Penjelasan ini menjadi penegasan dalam pembacaan nota pembelaan (pleidoi) dalam persidangan dengan terdakwa Sean William Henley dalam perkara pidana di Pengadilan Negeri Jakarta Pusat yang dibacakan oleh kuasa hukum Hasbullah, Rabu (8/12).
"Pomisorry note merupakan salah satu alternatif sebagai pembiayaan dana untuk operasional perusahaan di mana pihak perusahaan bisa mendapatkan pembiayaan dana dari sumber selain bank. Sumber dana yang diberikan oleh individu ataupun perusahaan bersedia sebagai pemegang promisorry notes sebagai persyaratan yang telah disepakati," kata Hasbullah dikutip, Jumat (10/12).
Hasbullah mengatakan, dakwaan dan tuntutan yang diajukan pihak Jaksa Penuntut Umum kepada Sean William Henley dinilai keliru. Dia mengatakan apa yang dilakukan oleh Sean William Henley ini tidak ada yang terbukti secara sah dan meyakinkan telah melanggar Pasal 46 Jo. Pasal 16 Undang-Undang Nomor 10 Tahun 1998 tentang perubahan atas UU No.7/1992 tentang perbankan.

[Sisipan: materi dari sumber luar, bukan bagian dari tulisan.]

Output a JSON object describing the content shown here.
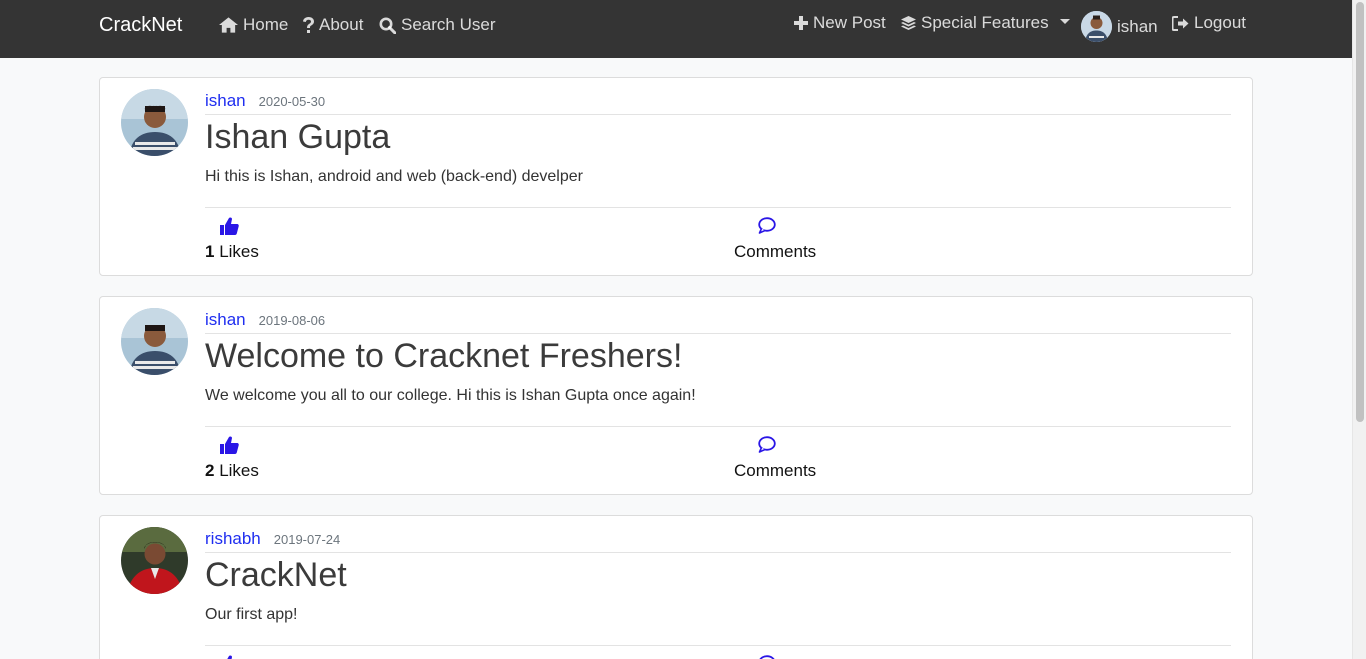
{
  "navbar": {
    "brand": "CrackNet",
    "home": "Home",
    "about": "About",
    "search_user": "Search User",
    "new_post": "New Post",
    "special_features": "Special Features",
    "username": "ishan",
    "logout": "Logout"
  },
  "posts": [
    {
      "author": "ishan",
      "date": "2020-05-30",
      "title": "Ishan Gupta",
      "body": "Hi this is Ishan, android and web (back-end) develper",
      "likes_count": "1",
      "likes_label": "Likes",
      "comments_label": "Comments"
    },
    {
      "author": "ishan",
      "date": "2019-08-06",
      "title": "Welcome to Cracknet Freshers!",
      "body": "We welcome you all to our college. Hi this is Ishan Gupta once again!",
      "likes_count": "2",
      "likes_label": "Likes",
      "comments_label": "Comments"
    },
    {
      "author": "rishabh",
      "date": "2019-07-24",
      "title": "CrackNet",
      "body": "Our first app!",
      "likes_count": "",
      "likes_label": "",
      "comments_label": ""
    }
  ],
  "colors": {
    "navbar_bg": "#343434",
    "link_blue": "#1f2ef0",
    "icon_blue": "#2a16e6"
  }
}
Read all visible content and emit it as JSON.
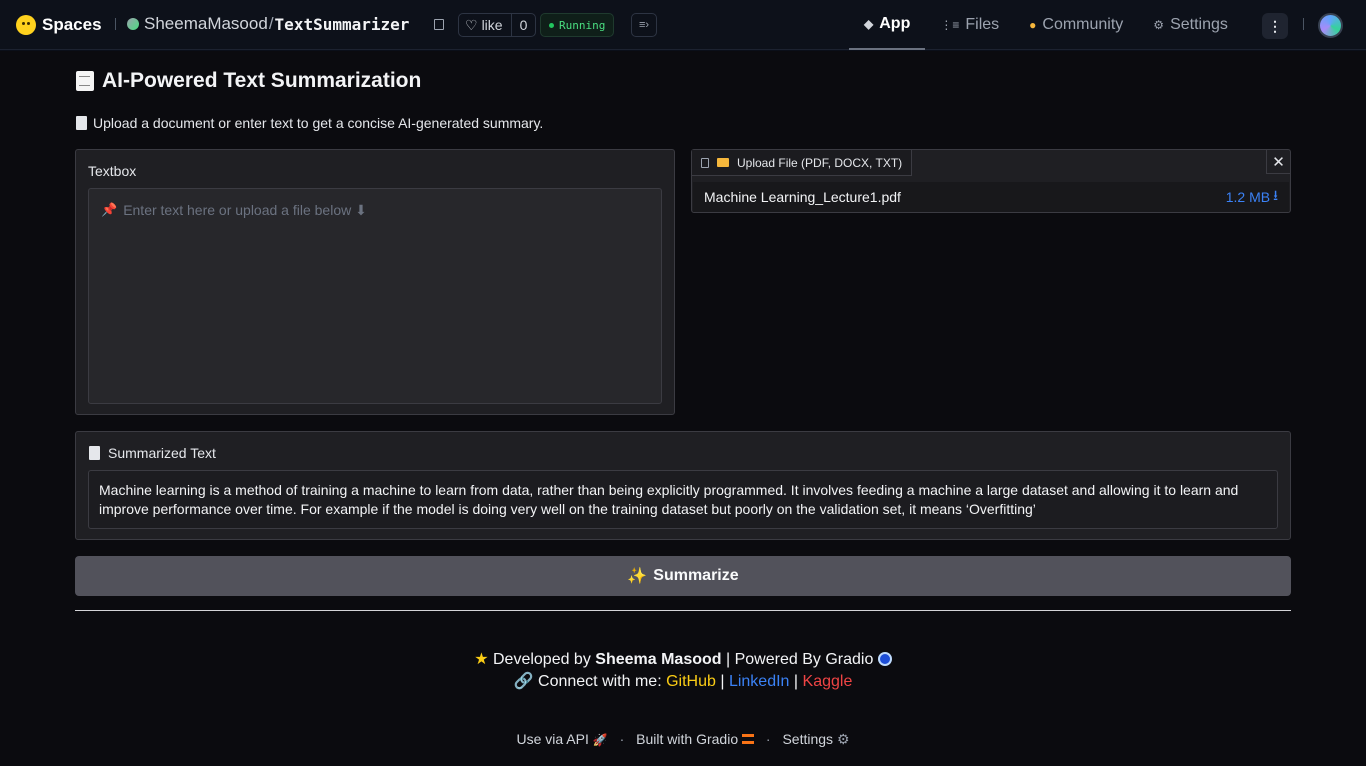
{
  "topbar": {
    "brand": "Spaces",
    "owner": "SheemaMasood",
    "separator": "/",
    "repo": "TextSummarizer",
    "like_label": "like",
    "like_count": "0",
    "status": "Running",
    "nav": [
      {
        "label": "App",
        "icon": "cube-icon",
        "active": true
      },
      {
        "label": "Files",
        "icon": "files-icon",
        "active": false
      },
      {
        "label": "Community",
        "icon": "community-icon",
        "active": false
      },
      {
        "label": "Settings",
        "icon": "gear-icon",
        "active": false
      }
    ]
  },
  "app": {
    "title": "AI-Powered Text Summarization",
    "subtitle": "Upload a document or enter text to get a concise AI-generated summary.",
    "textbox": {
      "label": "Textbox",
      "placeholder": "Enter text here or upload a file below ⬇"
    },
    "upload": {
      "label": "Upload File (PDF, DOCX, TXT)",
      "file_name": "Machine Learning_Lecture1.pdf",
      "file_size": "1.2 MB",
      "download_glyph": "⭳"
    },
    "summary": {
      "label": "Summarized Text",
      "text": "Machine learning is a method of training a machine to learn from data, rather than being explicitly programmed. It involves feeding a machine a large dataset and allowing it to learn and improve performance over time. For example if the model is doing very well on the training dataset but poorly on the validation set, it means ‘Overfitting’"
    },
    "button_label": "Summarize"
  },
  "footer": {
    "dev_prefix": "Developed by",
    "dev_name": "Sheema Masood",
    "powered": "| Powered By Gradio",
    "connect": "Connect with me:",
    "github": "GitHub",
    "linkedin": "LinkedIn",
    "kaggle": "Kaggle",
    "pipe": "|",
    "use_api": "Use via API",
    "built_with": "Built with Gradio",
    "settings": "Settings",
    "dot": "·"
  }
}
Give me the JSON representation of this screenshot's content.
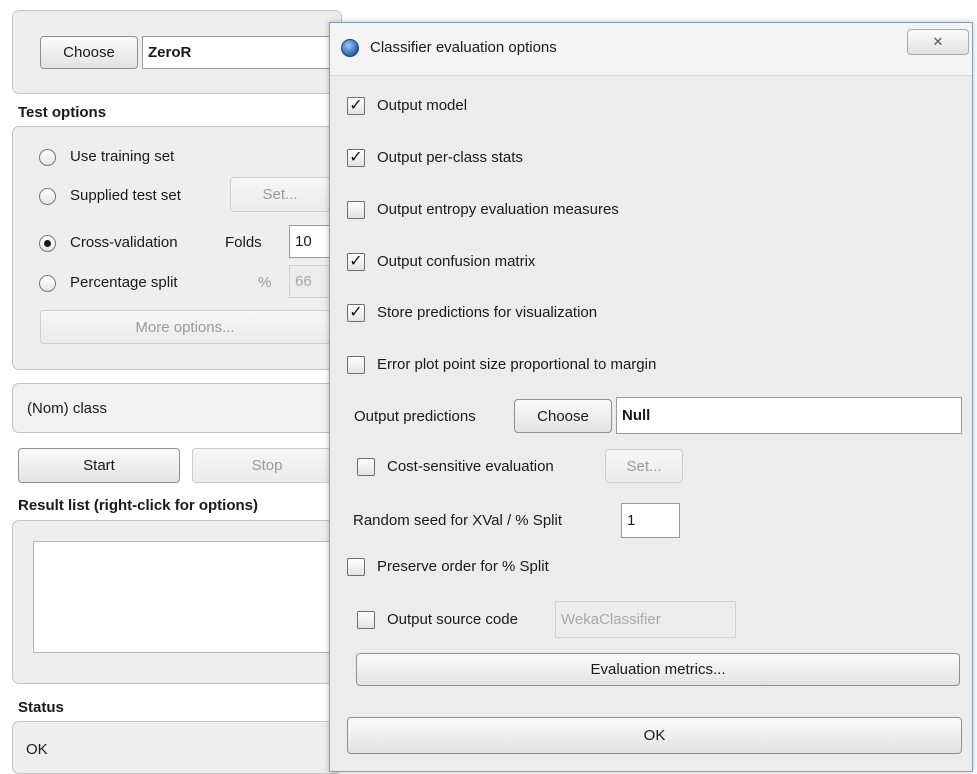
{
  "classifier": {
    "choose_label": "Choose",
    "name": "ZeroR"
  },
  "test_options": {
    "title": "Test options",
    "use_training": "Use training set",
    "supplied_test": "Supplied test set",
    "set_label": "Set...",
    "cross_validation": "Cross-validation",
    "folds_label": "Folds",
    "folds_value": "10",
    "percentage_split": "Percentage split",
    "percent_symbol": "%",
    "percent_value": "66",
    "more_options": "More options...",
    "selected": "cross_validation"
  },
  "class_select": "(Nom) class",
  "run": {
    "start": "Start",
    "stop": "Stop"
  },
  "result_list": {
    "title": "Result list (right-click for options)"
  },
  "status": {
    "title": "Status",
    "text": "OK"
  },
  "dialog": {
    "title": "Classifier evaluation options",
    "close_glyph": "✕",
    "check_glyph": "✓",
    "options": [
      {
        "label": "Output model",
        "checked": true
      },
      {
        "label": "Output per-class stats",
        "checked": true
      },
      {
        "label": "Output entropy evaluation measures",
        "checked": false
      },
      {
        "label": "Output confusion matrix",
        "checked": true
      },
      {
        "label": "Store predictions for visualization",
        "checked": true
      },
      {
        "label": "Error plot point size proportional to margin",
        "checked": false
      }
    ],
    "output_predictions_label": "Output predictions",
    "output_predictions_choose": "Choose",
    "output_predictions_value": "Null",
    "cost_sensitive": {
      "label": "Cost-sensitive evaluation",
      "checked": false,
      "set_label": "Set..."
    },
    "random_seed_label": "Random seed for XVal / % Split",
    "random_seed_value": "1",
    "preserve_order": {
      "label": "Preserve order for % Split",
      "checked": false
    },
    "output_source": {
      "label": "Output source code",
      "checked": false,
      "value": "WekaClassifier"
    },
    "evaluation_metrics": "Evaluation metrics...",
    "ok": "OK"
  }
}
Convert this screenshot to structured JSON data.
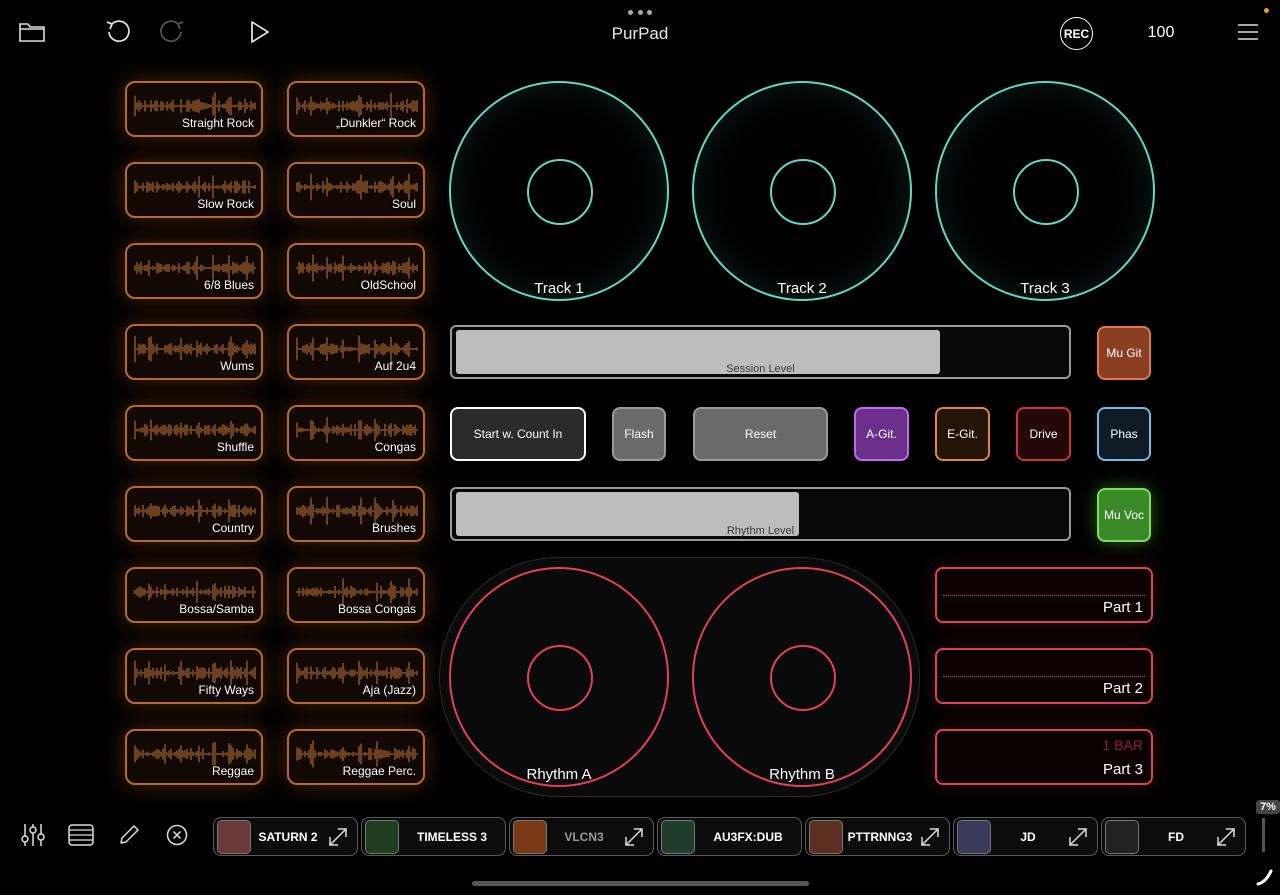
{
  "app": {
    "title": "PurPad",
    "record_label": "REC",
    "tempo": "100"
  },
  "colors": {
    "pad_border": "#b86a2c",
    "track": "#5fd8c8",
    "rhythm": "#e0405a"
  },
  "rhythm_pads": [
    {
      "label": "Straight Rock"
    },
    {
      "label": "„Dunkler“ Rock"
    },
    {
      "label": "Slow Rock"
    },
    {
      "label": "Soul"
    },
    {
      "label": "6/8 Blues"
    },
    {
      "label": "OldSchool"
    },
    {
      "label": "Wums"
    },
    {
      "label": "Auf 2u4"
    },
    {
      "label": "Shuffle"
    },
    {
      "label": "Congas"
    },
    {
      "label": "Country"
    },
    {
      "label": "Brushes"
    },
    {
      "label": "Bossa/Samba"
    },
    {
      "label": "Bossa Congas"
    },
    {
      "label": "Fifty Ways"
    },
    {
      "label": "Aja (Jazz)"
    },
    {
      "label": "Reggae"
    },
    {
      "label": "Reggae Perc."
    }
  ],
  "tracks": [
    {
      "label": "Track 1"
    },
    {
      "label": "Track 2"
    },
    {
      "label": "Track 3"
    }
  ],
  "session_level": {
    "label": "Session Level",
    "value": 0.79
  },
  "rhythm_level": {
    "label": "Rhythm Level",
    "value": 0.56
  },
  "buttons": {
    "start": "Start w. Count In",
    "flash": "Flash",
    "reset": "Reset",
    "a_git": "A-Git.",
    "e_git": "E-Git.",
    "drive": "Drive",
    "phas": "Phas",
    "mu_git": "Mu Git",
    "mu_voc": "Mu Voc"
  },
  "rhythms": [
    {
      "label": "Rhythm A"
    },
    {
      "label": "Rhythm B"
    }
  ],
  "parts": [
    {
      "label": "Part 1"
    },
    {
      "label": "Part 2"
    },
    {
      "label": "Part 3",
      "badge": "1 BAR"
    }
  ],
  "plugins": [
    {
      "name": "SATURN 2",
      "thumb": "#6a3a3a"
    },
    {
      "name": "TIMELESS 3",
      "thumb": "#1f3d1f"
    },
    {
      "name": "VLCN3",
      "thumb": "#7a3a16"
    },
    {
      "name": "AU3FX:DUB",
      "thumb": "#1f3d2a"
    },
    {
      "name": "PTTRNNG3",
      "thumb": "#5a3020"
    },
    {
      "name": "JD",
      "thumb": "#3a3a5a"
    },
    {
      "name": "FD",
      "thumb": "#222"
    }
  ],
  "cpu": "7%"
}
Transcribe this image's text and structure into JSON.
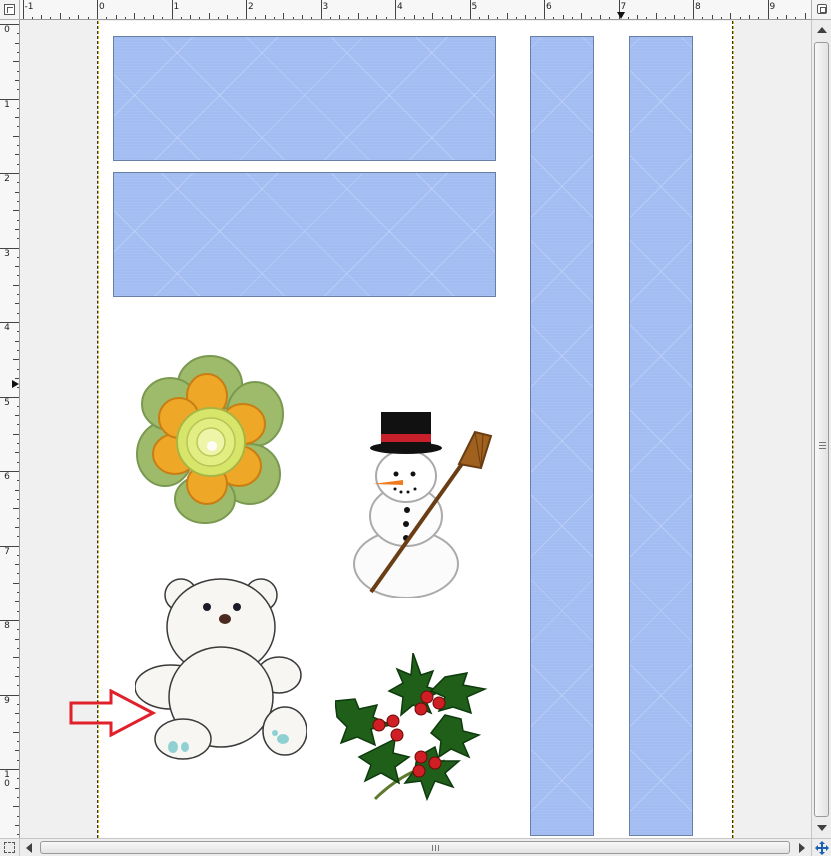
{
  "window": {
    "title": ""
  },
  "rulers": {
    "horizontal_labels": [
      "-1",
      "0",
      "1",
      "2",
      "3",
      "4",
      "5",
      "6",
      "7",
      "8",
      "9"
    ],
    "vertical_labels": [
      "0",
      "1",
      "2",
      "3",
      "4",
      "5",
      "6",
      "7",
      "8",
      "9",
      "10"
    ],
    "unit": "inches"
  },
  "canvas": {
    "page_color": "#ffffff",
    "pasteboard_color": "#f0f0f0",
    "margin_guide_color": "#333333",
    "bleed_guide_color": "#d7b600"
  },
  "shapes": {
    "fill_color": "#a3bdf2",
    "border_color": "#6a7fa6",
    "items": [
      {
        "name": "blue-banner-top"
      },
      {
        "name": "blue-banner-middle"
      },
      {
        "name": "blue-strip-left"
      },
      {
        "name": "blue-strip-right"
      }
    ]
  },
  "cliparts": [
    {
      "name": "felt-flower",
      "icon": "flower-icon"
    },
    {
      "name": "snowman-with-broom",
      "icon": "snowman-icon"
    },
    {
      "name": "teddy-bear",
      "icon": "teddy-bear-icon"
    },
    {
      "name": "holly-sprig",
      "icon": "holly-icon"
    }
  ],
  "annotation": {
    "icon": "red-arrow-icon",
    "color": "#e0202a"
  },
  "scrollbars": {
    "vertical": {
      "position": 0.0
    },
    "horizontal": {
      "position": 0.0
    }
  }
}
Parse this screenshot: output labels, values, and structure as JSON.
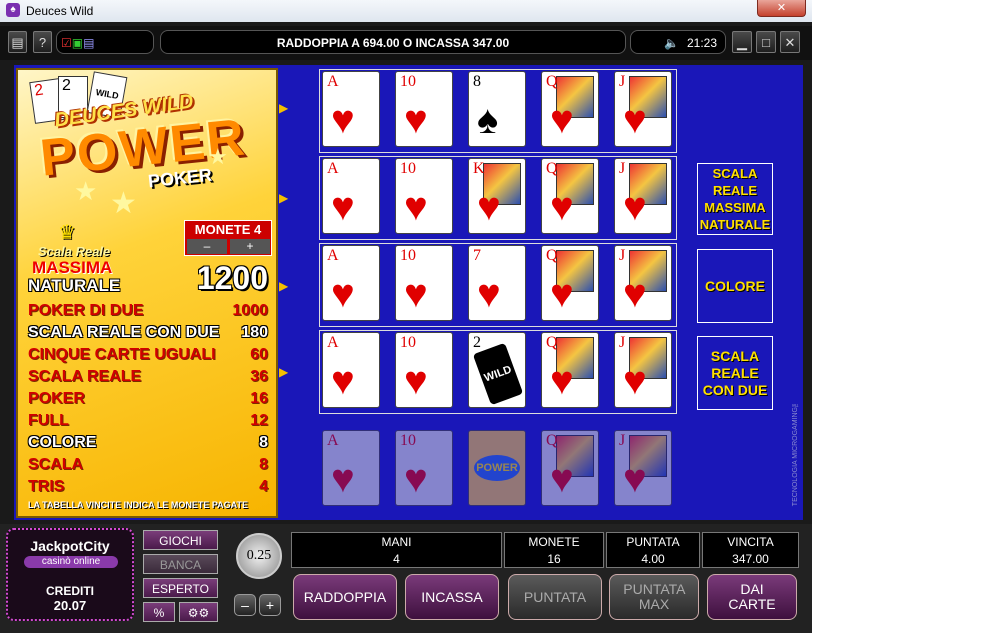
{
  "window": {
    "title": "Deuces Wild",
    "close_label": "✕"
  },
  "toolbar": {
    "message": "RADDOPPIA A 694.00 O INCASSA 347.00",
    "clock": "21:23"
  },
  "logo": {
    "line1": "DEUCES WILD",
    "line2": "POWER",
    "line3": "POKER",
    "cards": [
      "2",
      "2",
      "WILD"
    ]
  },
  "coins": {
    "label": "MONETE 4",
    "minus": "–",
    "plus": "+"
  },
  "top_prize": {
    "line1": "Scala Reale",
    "line2": "MASSIMA",
    "line3": "NATURALE",
    "value": "1200"
  },
  "paytable": [
    {
      "name": "POKER DI DUE",
      "value": "1000"
    },
    {
      "name": "SCALA REALE CON DUE",
      "value": "180"
    },
    {
      "name": "CINQUE CARTE UGUALI",
      "value": "60"
    },
    {
      "name": "SCALA REALE",
      "value": "36"
    },
    {
      "name": "POKER",
      "value": "16"
    },
    {
      "name": "FULL",
      "value": "12"
    },
    {
      "name": "COLORE",
      "value": "8"
    },
    {
      "name": "SCALA",
      "value": "8"
    },
    {
      "name": "TRIS",
      "value": "4"
    }
  ],
  "paytable_note": "LA TABELLA VINCITE INDICA LE MONETE PAGATE",
  "hands": [
    {
      "cards": [
        {
          "rank": "A",
          "suit": "♥"
        },
        {
          "rank": "10",
          "suit": "♥"
        },
        {
          "rank": "8",
          "suit": "♠"
        },
        {
          "rank": "Q",
          "suit": "♥"
        },
        {
          "rank": "J",
          "suit": "♥"
        }
      ],
      "result": ""
    },
    {
      "cards": [
        {
          "rank": "A",
          "suit": "♥"
        },
        {
          "rank": "10",
          "suit": "♥"
        },
        {
          "rank": "K",
          "suit": "♥"
        },
        {
          "rank": "Q",
          "suit": "♥"
        },
        {
          "rank": "J",
          "suit": "♥"
        }
      ],
      "result": "SCALA REALE MASSIMA NATURALE"
    },
    {
      "cards": [
        {
          "rank": "A",
          "suit": "♥"
        },
        {
          "rank": "10",
          "suit": "♥"
        },
        {
          "rank": "7",
          "suit": "♥"
        },
        {
          "rank": "Q",
          "suit": "♥"
        },
        {
          "rank": "J",
          "suit": "♥"
        }
      ],
      "result": "COLORE"
    },
    {
      "cards": [
        {
          "rank": "A",
          "suit": "♥"
        },
        {
          "rank": "10",
          "suit": "♥"
        },
        {
          "rank": "2",
          "suit": "WILD"
        },
        {
          "rank": "Q",
          "suit": "♥"
        },
        {
          "rank": "J",
          "suit": "♥"
        }
      ],
      "result": "SCALA REALE CON DUE"
    },
    {
      "cards": [
        {
          "rank": "A",
          "suit": "♥"
        },
        {
          "rank": "10",
          "suit": "♥"
        },
        {
          "rank": "",
          "suit": "POWER"
        },
        {
          "rank": "Q",
          "suit": "♥"
        },
        {
          "rank": "J",
          "suit": "♥"
        }
      ],
      "result": ""
    }
  ],
  "side_text": "TECNOLOGIA MICROGAMING™",
  "brand": {
    "name": "JackpotCity",
    "sub": "casinò online"
  },
  "credits": {
    "label": "CREDITI",
    "value": "20.07"
  },
  "menu": {
    "games": "GIOCHI",
    "bank": "BANCA",
    "expert": "ESPERTO",
    "percent": "%",
    "gears": "⚙⚙"
  },
  "coin_value": "0.25",
  "coin_minus": "–",
  "coin_plus": "+",
  "stats": {
    "hands": {
      "label": "MANI",
      "value": "4"
    },
    "coins": {
      "label": "MONETE",
      "value": "16"
    },
    "bet": {
      "label": "PUNTATA",
      "value": "4.00"
    },
    "win": {
      "label": "VINCITA",
      "value": "347.00"
    }
  },
  "buttons": {
    "double": "RADDOPPIA",
    "collect": "INCASSA",
    "bet": "PUNTATA",
    "bet_max": "PUNTATA MAX",
    "deal": "DAI CARTE"
  }
}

"Perbuatan yang dilakukan oleh terdakwa adalah perbuatan korporasi dalam melakukan hubungan keperdataan dalam bentuk utang piutang yaitu suara sanggup atau surat utang (promissory note)," katanya.
Sebagaimana diketahui, IOI telah menerbitkan HYPN pada 2016-2020. Instrumen itu menawarkan bunga tetap 9-12 persen per tahun. Pada 2016 sampai April 2020, pembayaran kupon imbal hasil berlangsung lancar, namun pandemi Covid-19 membuat perekonomian seluruh dunia hancur dan berimbas pada IOI mengalami penundaan pembayaran kepada para pemegang HYPN terhitung mulai 1 April 2020.
Pandemi Covid-19 yang berlarut akhirnya membuat penundaan pembayaran yang berkelanjutan kepada pemegang HYPN. Hal ini selanjutnya mengakibatkan munculnya permohonan PKPU (Penundaan Kewajiban Pembayaran Utang) dari beberapa pemegang HYPN.
Proses persidangan PKPU kemudian memutuskan untuk menerima skema perdamaian yang ditawarkan IOI dalam perjanjian homologasi yang disetujui mayoritas kreditur sebanyak 878 kreditur telah dituangkan dalam putusan PKPU - Perdamaian (Homologasi) pada Pengadilan Niaga PN Jakarta Pusat No.174/PDT-SUS/PKPU/2020/PN.NIAGA.JKT.PST pada 2 September 2020.
Adapun skema yang disetujui dalam proses PKPU, yakni dana para kreditur akan dibagikan dalam tujuh tahap yang akan dimulai dari 1 Maret 2021 hingga Desember 2027. Hal itu ditetapkan majelis hakim dengan mempertimbangkan jumlah investasi, umur kreditur, dan kondisi kesehatan kreditur.
Hasbullah juga menjelaskan, penerbitan HYPN oleh IOI tidak dapat dinilai sebagai produk perbankan. Keterangan ini juga sudah disampaikan oleh sejumlah ahli yang dihadirkan pada persidangan bahkan ahli dari jaksa pun berpendapat demikian.
"Salah satunya adalah keterangan ahli Dr Yunus Husein sebagai ahli hukum perbankan yang dalam keterangannya menjelaskan bahwa menerbitkan surat sanggup bayar itu tidak perlu ijin OJK karena promisorry note adalah surat sanggup atau surat utang yang disepakati oleh IOI sebagai debitur dan pemegang HYPN sebagai kreditur. Jadi memang kalau menghimpun dana masyarakat memang harus izin OJK tapi khusus promisorry note (surat utang) tidak perlu ijin OJK," kata Hasbullah.
Hasbullah juga mengutip pendapat ahli hukum perdata, Muhammad Rizky Aldilla, S.H., M.KN, yang disampaikan dipersidangan. Terkait dengan perjanjian HYPN (IOI), kata Hasbullah, dijelaskan bahwa hal tersebut merupakan perjanjian utang-piutang yang membuatnya tidak memerlukan izin penerbitan dan OJK.
"Jadi dakwaan JPU yang menyebut IOI telah menghimpun dana masyarakat dan harus memerlukan izin OJK untuk penerbitan HYPN sangat tidak berdasar. Bahkan keterangan saksi dari OJK, Akmal Fadhil Nasution, di persidangan menerangkan tidak ada aturan PN harus izin OJK karena PN adalah surat utang dan yang dikeluarkan IOI HYPN ada surat utang jadi tidak perlu izin OjK," katanya.